There are various ways to mock Entity Framework. I like Effort because you don't need to add interfaces to your DbContext, you just need a particular constructor.

//other usings above, these are the testing dependencies
using Company.Data;
using Company.Data.DataModels;
using Company.Domain.DomainModels;
using Company.Domain.ServiceInterfaces;
using Company.Services;
using Xunit;
using Effort;
using FluentAssertions;

namespace DealingWithData.Tests
{
    public class CustomerService_Should
    {
        SqlDbContext _context;
        ICustomerService _customerService;

        public CustomerService_Should()
        {
            //This is what makes Effort the in-memory database
            _context = new SqlDbContext(DbConnectionFactory.CreateTransient());
            _customerService = new CustomerService(_context);
        }

        ~CustomerService_Should() 
        {
            _context.Dispose();
        }

        [Fact]
        public void Return_a_single_customer_by_id()
        {
            // arrange
            Customer expected = new Customer()
            {
                CustomerId = 1,
                Name = "Herbert",
                ZipCode = 12345
            };
            // mock the data the service works with
            _context.CustFiles.Add(new CustFile() { CustId = 1, FullName = "Herbert" });
            _context.CustFileExtendeds.Add(new CustFileExtended() { CustNumber = 1, Zip5 = 12345 });
            _context.SaveChanges();

            // act
            var actual = _customerService.RetrieveSingleById(expected.CustomerId);

            // assert
            actual.Should().BeEquivalentTo(expected);
        }
    }
}

If...when...we have changes in our data sources, we'll have to update the service and the unit tests.

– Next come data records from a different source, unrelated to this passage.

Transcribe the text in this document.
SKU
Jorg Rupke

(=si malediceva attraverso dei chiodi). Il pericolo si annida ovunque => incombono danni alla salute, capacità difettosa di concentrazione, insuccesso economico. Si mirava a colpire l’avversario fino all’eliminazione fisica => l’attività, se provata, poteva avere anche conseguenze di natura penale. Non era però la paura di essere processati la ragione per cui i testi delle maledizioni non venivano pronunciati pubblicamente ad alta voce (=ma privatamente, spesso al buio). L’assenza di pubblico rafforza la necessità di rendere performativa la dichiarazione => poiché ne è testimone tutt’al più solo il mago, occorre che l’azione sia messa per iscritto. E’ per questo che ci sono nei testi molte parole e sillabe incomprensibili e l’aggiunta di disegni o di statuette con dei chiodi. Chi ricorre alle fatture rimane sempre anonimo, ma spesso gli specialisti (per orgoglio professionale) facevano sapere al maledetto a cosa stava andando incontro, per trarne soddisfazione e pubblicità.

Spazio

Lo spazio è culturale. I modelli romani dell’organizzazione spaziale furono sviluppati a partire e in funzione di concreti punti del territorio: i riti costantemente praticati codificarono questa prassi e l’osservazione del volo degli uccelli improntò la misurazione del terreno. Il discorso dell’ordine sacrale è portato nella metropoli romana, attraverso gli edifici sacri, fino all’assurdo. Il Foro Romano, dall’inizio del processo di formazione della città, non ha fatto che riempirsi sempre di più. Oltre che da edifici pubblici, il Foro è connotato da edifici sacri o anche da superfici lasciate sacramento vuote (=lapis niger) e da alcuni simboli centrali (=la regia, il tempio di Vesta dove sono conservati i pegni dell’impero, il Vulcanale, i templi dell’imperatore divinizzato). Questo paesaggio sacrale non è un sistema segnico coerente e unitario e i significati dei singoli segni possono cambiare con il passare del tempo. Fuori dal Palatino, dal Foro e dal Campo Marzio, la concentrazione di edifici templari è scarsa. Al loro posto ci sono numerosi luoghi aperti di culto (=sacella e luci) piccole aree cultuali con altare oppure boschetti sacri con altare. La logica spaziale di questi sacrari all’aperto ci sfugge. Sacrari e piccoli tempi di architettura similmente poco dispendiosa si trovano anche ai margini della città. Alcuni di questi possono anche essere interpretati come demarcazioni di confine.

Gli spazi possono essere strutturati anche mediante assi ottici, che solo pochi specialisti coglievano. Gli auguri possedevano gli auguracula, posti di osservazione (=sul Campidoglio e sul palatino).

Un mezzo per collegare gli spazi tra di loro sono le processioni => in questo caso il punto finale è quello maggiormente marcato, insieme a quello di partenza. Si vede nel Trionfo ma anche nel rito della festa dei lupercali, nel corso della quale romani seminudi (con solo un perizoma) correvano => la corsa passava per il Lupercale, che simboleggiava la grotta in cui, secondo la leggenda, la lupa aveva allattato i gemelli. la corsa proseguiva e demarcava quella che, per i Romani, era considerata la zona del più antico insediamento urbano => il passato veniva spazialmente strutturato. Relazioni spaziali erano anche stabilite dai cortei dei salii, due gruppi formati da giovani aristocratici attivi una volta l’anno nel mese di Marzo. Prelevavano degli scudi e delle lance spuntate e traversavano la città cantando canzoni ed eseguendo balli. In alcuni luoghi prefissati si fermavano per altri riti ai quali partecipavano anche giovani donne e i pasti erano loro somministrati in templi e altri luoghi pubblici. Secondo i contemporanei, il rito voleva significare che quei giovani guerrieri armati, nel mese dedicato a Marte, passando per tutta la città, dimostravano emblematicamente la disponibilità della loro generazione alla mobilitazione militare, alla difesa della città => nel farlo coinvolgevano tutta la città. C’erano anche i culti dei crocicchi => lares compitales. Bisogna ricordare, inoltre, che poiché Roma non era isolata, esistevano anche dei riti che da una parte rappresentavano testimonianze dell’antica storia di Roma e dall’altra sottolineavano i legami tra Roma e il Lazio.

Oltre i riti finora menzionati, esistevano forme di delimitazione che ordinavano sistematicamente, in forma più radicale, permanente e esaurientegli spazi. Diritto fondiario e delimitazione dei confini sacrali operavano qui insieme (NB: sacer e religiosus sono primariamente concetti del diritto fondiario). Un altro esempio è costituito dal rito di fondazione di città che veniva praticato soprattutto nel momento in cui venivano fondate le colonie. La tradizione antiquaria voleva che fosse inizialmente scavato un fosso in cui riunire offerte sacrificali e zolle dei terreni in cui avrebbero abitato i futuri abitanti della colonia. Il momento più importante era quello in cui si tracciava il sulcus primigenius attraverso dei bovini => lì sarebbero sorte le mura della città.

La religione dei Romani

That's OK. Before, we'd have been updating repositories and unit tests. This removes the repository pattern dead weight.

Your Data Sources Will Change...

Sometimes radically. Your domain model will change, too, but it shouldn't be driven by the backend data. You should be able to code and unit test without any concrete dependencies, and it shouldn't be painful.

Do you really need the Repository pattern? Probably not.